Uno de los estadios de fútbol más famosos, el Estadio Maracaná, está a la venta en el estado de Río de Janeiro.
Según se informa, las autoridades brasileñas han incluido la legendaria tierra entre 62 activos públicos que se venderán como parte de un plan de recaudación de fondos.
De acuerdo a MarcaEl gobierno del estado de Río está tratando de aliviar una deuda creciente con el gobierno central de Brasil, valorada en alrededor de £1.700 millones, que debe pagarse en 2026.
Se dice que el mantenimiento del Maracaná, que albergó las finales de los Mundiales de 1950 y 2014, le cuesta al estado alrededor de £140,000 por partido.

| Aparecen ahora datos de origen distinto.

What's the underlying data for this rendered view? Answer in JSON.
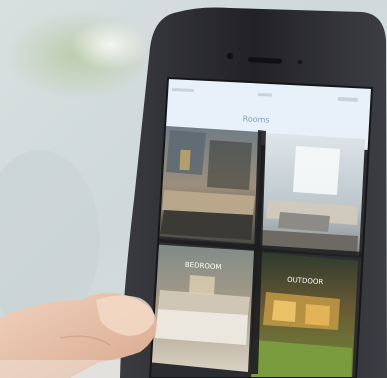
{
  "phone": {
    "status_bar": {
      "carrier": "",
      "time": "",
      "battery": ""
    },
    "nav_title": "Rooms"
  },
  "tiles": [
    {
      "label": "",
      "scene": "kitchen"
    },
    {
      "label": "",
      "scene": "living-room"
    },
    {
      "label": "BEDROOM",
      "scene": "bedroom"
    },
    {
      "label": "OUTDOOR",
      "scene": "outdoor"
    }
  ],
  "colors": {
    "phone_frame": "#2a2a2e",
    "screen_header": "#e8f1fa",
    "screen_title": "#7fa2c4",
    "skin": "#e9c6b0"
  }
}
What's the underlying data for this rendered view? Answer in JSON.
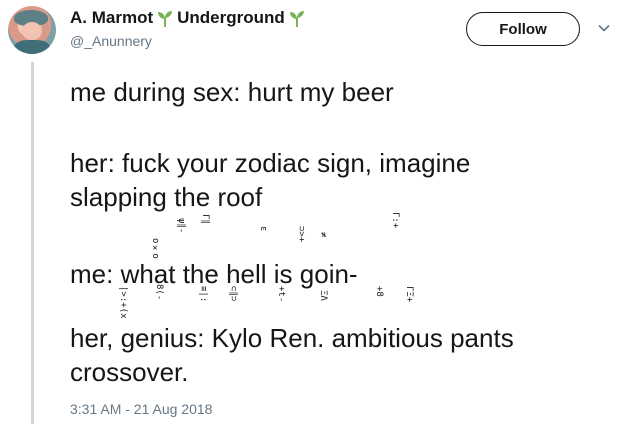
{
  "author": {
    "display_name_1": "A. Marmot",
    "display_name_2": "Underground",
    "handle": "@_Anunnery",
    "accent_color": "#1da1f2",
    "sprout_color": "#77b255"
  },
  "actions": {
    "follow_label": "Follow",
    "menu_icon": "chevron-down-icon"
  },
  "tweet": {
    "line1": "me during sex: hurt my beer",
    "line2": "her: fuck your zodiac sign, imagine",
    "line3": "slapping the roof",
    "line4": "me: what the  hell is goin-",
    "line5": "her, genius: Kylo Ren. ambitious pants",
    "line6": "crossover.",
    "glitch": [
      "|>:+(x",
      "o×o",
      "8(-",
      "≡|:",
      "⊂∥⊃",
      "ψ∥-",
      "Γ∥",
      "ε",
      "+t-",
      "⊃>+",
      "≠",
      "ΞΛ",
      "+8",
      "Γ:+",
      "ΓΞ+"
    ]
  },
  "timestamp": "3:31 AM - 21 Aug 2018"
}
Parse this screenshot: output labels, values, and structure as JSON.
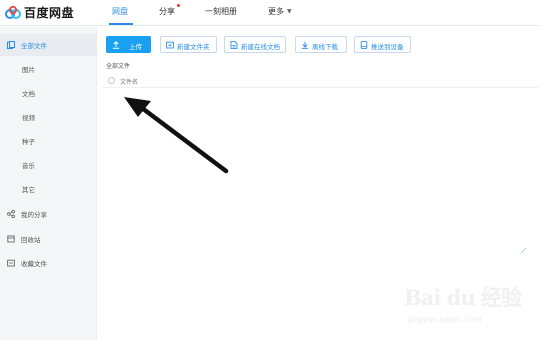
{
  "header": {
    "logo_text": "百度网盘",
    "nav": [
      {
        "label": "网盘"
      },
      {
        "label": "分享"
      },
      {
        "label": "一刻相册"
      },
      {
        "label": "更多"
      }
    ]
  },
  "sidebar": {
    "items": [
      {
        "label": "全部文件"
      },
      {
        "label": "图片"
      },
      {
        "label": "文档"
      },
      {
        "label": "视频"
      },
      {
        "label": "种子"
      },
      {
        "label": "音乐"
      },
      {
        "label": "其它"
      },
      {
        "label": "我的分享"
      },
      {
        "label": "回收站"
      },
      {
        "label": "收藏文件"
      }
    ]
  },
  "toolbar": {
    "upload": "上传",
    "new_folder": "新建文件夹",
    "new_doc": "新建在线文档",
    "offline_download": "离线下载",
    "push_device": "推送到设备"
  },
  "breadcrumb": "全部文件",
  "file_list": {
    "column_name": "文件名"
  },
  "watermark": {
    "main": "Bai du 经验",
    "sub": "jingyan.baidu.com"
  },
  "colors": {
    "accent": "#2a8ee8",
    "upload_bg": "#1aa0f0",
    "notification": "#e33333"
  }
}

Rodrigo Amorim, presidente del comité legislativo que supervisa la propuesta, argumentó que la venta del estadio podría generar más de £279 millones para Río. Destacó que el mantenimiento de este lugar emblemático, que también alberga el complejo Aldeia Maracana, ya no era viable para el presupuesto estatal.
Según se informa, los planes para privatizar el campo de fútbol más famoso de Brasil han provocado una indignación generalizada en todo el país.
Estado de Río de Janeiro pone a la venta icónico estadio Maracaná por problemas financieros
El estadio ha albergado dos finales de la Copa del Mundo, la más reciente fue la victoria de Alemania sobre Argentina en 2014.
Inaugurado en 1950, el estadio albergó una multitud récord de casi 200.000 personas durante la sorprendente derrota de Brasil por 2-1 ante Uruguay en la final de la Copa del Mundo de ese año, un evento inmortalizado como el ‘Maracanazo’.
Flamengo y Fluminense comparten actualmente el estadio con capacidad de 78.838 personas para sus partidos en casa, lo que lo convierte en una parte vital de la identidad deportiva y cultural de Río.
El lugar ha sufrido tres renovaciones importantes desde su apertura. El primero, entre 1999 y 2000, convirtió las zonas de pie en asientos, reduciendo la capacidad de 173.850 a 103.000.
Una segunda modernización entre 2005 y 2007 redujo aún más la capacidad a alrededor de 88.000, mientras que una tercera revisión antes de la Copa del Mundo de 2014 la redujo a su tamaño actual.
Más allá del fútbol, el Maracaná también ha acogido ceremonias olímpicas, conciertos e innumerables eventos culturales, consolidando su lugar como uno de los monumentos más reconocibles del mundo.
La decisión de incluir el estadio en el proyecto de ley de privatización del estado supuestamente sigue a recientes enmiendas al programa de venta de activos de Río.
De las 48 propiedades inicialmente previstas para la venta, 16 fueron eliminadas y 30 añadidas, incluido el complejo Maracaná.
Los funcionarios argumentaron que desinvertir en propiedades públicas costosas o subutilizadas ayudaría a recaudar efectivo y evitar un mayor deterioro financiero.
Flamengo y Fluminense comparten actualmente el campo con capacidad de 78.838 personas para sus partidos en casa.
Amorim observó que el objetivo no era simplemente generar ganancias sino revitalizar los activos públicos inactivos o deficitarios para un uso más productivo.
Añadió que la propuesta completa será sometida a votación en la Asamblea Legislativa de Río en las próximas semanas.
Sin embargo, la reacción del público ha sido feroz, y los críticos advierten que la venta de un símbolo nacional corre el riesgo de erosionar la herencia del fútbol brasileño.
Intentos anteriores de privatizar el Maracaná han generado controversia, incluido un proyecto de 2011 que involucraba al empresario Eike Batista, que luego fue abandonado.